Adverse drug reaction of the skin
Aetiology
Immunologically mediated reactions ('allergic')
- Not dose dependent
- Type I: anaphylactic reactions, urticaria
- Type II: cytotoxic reactions, pemphigus and pemphigoid
- Type III: immune complex mediated reactions, purpura/rash
- Type IV: T cell mediated delayed hypersensitivity reactions, erythema/rash
Non immunological reactions ('non-allergic')
- Can be dose dependent
- Eczema
- Drug-induced alopecia
- Phototoxicity
- Skin erosion due to topical 5-flurouracil
- Atrophy due to topical corticosteroids
- Psoriasis
- Pigmentation
- Cheilitis, xerosis
Risk factors for drug eruptions
Patient risk factors
- Young adults greater risk than infants/elderly
- More common in females
- Genetic influence
- Concomitant disease - viral infections (HIV, EBV, CMV), cystic fibrosis
- Immune status - previous drug reaction or positive skin test
Drug risk factors
- Chemistry - β-lactam compounds, NSAIDS, high molecular weight/hepten-forming drugs
- Topical route
- Higher dose/longer half life
Exanthematous drug eruptions
- Most common type of drug eruption (90%)
- Type IV reaction
- Usually mild and self limiting but can progress to a severe life-threatening reaction
- Most commonly associated drugs include antibiotics (beta-lactams, sulfonamides), NSAIDs, anti-epileptics (carbamazepine, phenytoin), alopurinol and chloramphenicol
Clinical presentation
- Onset 4-21 days after first taking drug
- Widespread symmetrically distributed rash
- Usually no involvement of mucous membranes
- Pruritus common
- Mild fever common
Indicators of a potentially severe reaction
- Involvement of mucous membrane and face
- Facial erythema and oedema
- Widespread confluent erythema
- Fever >38.5℃
- Blisters, purpura, necrosis
- Skin pain
- Lymphadenopathy, arthralgia
- Dysnpnoea, wheezing
Urticarial drug reactions
- Usually an immediate IgE-mediated (type I) hypersensitivity reaction after rechallenge with drug
- Commonly β-lactam antibiotics, carbamazepine, many others
- Can also be due to a direct release of inflammatory mediators from mast cells on first exposure
- Commonly aspirin, opiates, NSAIDs, muscle relaxants, vancomycin, quinolones
Pustilar or bullous drug eruptions
- Acneiform: glucocorticoids (steriod acne), androgens, lithium, isoniazid, phenytoin
- Acute generalised exanthematous pustulosis (AGEP): rare, antibiotics, calcium channel blockers, antimalarials
- Drug-induced bullous pemphigoid: ACE inhibitors, penicillin, furosemide
- Linear IgA disease can be triggered by drugs e.g. vancomycin
Fixed drug eruptions
- Well demarcated round/ovoid plaques which recur at the same site each time a drug is taken and resolves with persistent pigmentation when drug stops
- Can present as eczematous lesions, papules, vesicles or urticaria
- Red, painful
- Occur on hands, genitalia, lips, occasionally oral mucosa
- Can re-occur at same site on re-exposure to drug
- Usually mild when restricted to a single lesion
- Associated drugs include antibiotics (tetrecycline, doxycycline), paracetamol, NSAIDs and carbamazepine
Severe cutaneous adverse drug enlargement
Stevens-Johnson syndrome (SJS) and toxic epidermal necrolysis (TEN)

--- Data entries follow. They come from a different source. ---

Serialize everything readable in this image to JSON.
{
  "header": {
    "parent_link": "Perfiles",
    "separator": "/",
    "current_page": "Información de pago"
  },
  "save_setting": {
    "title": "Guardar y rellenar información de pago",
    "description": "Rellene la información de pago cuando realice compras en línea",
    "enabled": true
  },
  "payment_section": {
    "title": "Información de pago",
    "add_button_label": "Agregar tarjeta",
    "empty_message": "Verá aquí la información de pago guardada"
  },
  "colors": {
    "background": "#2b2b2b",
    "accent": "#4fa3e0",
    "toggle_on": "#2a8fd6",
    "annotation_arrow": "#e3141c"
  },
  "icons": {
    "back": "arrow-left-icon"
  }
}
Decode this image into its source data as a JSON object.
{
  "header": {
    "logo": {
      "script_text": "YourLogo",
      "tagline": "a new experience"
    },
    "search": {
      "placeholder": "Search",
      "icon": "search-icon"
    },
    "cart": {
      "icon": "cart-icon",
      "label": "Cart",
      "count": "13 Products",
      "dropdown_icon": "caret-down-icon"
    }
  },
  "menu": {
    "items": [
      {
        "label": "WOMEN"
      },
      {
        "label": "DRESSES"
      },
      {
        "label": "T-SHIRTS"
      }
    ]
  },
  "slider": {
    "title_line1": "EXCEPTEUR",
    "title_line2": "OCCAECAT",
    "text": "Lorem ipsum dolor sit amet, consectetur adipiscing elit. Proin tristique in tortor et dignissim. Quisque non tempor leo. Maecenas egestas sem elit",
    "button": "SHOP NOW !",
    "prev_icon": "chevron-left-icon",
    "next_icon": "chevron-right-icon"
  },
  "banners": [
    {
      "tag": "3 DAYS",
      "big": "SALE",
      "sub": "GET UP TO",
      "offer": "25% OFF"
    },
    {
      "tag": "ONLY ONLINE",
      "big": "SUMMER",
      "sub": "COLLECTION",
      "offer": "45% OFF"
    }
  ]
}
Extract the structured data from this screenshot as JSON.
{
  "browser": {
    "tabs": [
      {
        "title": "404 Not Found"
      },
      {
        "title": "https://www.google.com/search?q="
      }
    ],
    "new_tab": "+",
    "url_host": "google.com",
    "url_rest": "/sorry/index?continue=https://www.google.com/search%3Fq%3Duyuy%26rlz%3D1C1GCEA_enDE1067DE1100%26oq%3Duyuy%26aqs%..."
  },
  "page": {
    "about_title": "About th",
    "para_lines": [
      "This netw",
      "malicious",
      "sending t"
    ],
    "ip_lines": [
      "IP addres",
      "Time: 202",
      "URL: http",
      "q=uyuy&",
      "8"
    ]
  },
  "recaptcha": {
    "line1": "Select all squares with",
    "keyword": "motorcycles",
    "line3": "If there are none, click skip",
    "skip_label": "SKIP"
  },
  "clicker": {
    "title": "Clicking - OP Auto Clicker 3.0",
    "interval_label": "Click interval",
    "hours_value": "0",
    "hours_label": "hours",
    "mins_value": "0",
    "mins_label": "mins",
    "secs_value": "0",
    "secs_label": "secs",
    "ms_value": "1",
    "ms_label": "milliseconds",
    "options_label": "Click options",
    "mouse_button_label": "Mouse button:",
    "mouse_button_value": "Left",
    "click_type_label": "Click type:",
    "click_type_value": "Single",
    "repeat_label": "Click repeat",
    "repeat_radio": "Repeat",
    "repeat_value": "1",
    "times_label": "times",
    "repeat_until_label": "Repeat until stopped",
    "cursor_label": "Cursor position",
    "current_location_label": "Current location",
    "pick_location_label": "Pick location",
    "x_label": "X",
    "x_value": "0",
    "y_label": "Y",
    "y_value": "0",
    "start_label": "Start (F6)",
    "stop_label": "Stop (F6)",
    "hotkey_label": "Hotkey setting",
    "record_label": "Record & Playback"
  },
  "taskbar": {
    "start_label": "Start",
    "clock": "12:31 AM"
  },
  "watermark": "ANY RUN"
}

- Severe mucocutaneous disorders that are considered variants of a disease spectrum
- They are characterised by varying extents of blistering/epidermal detachment and mucosal ulceration
- Both associated with sulfonamides, cephalosporins, carbamazepine, phenytoin, NSAIDs, nevirapine, lamotrigine, sertraline, pantoprazole, tramadol
Drug reaction with eosinophilia and systemic symptoms (DRESS)
- Widespread erythema, facial oedema, fever, lymphadenopathy and hepatosplenomegaly which usually starts 2-6 weeks after initial exposure
- Associated with sulfonamides, anticonvulsants, allopurinol, minocycline, dapsone, NSAIDs, abacavir, nevirapine, vancomycin
Acute generalised exanthematous pustulosis (AGEP)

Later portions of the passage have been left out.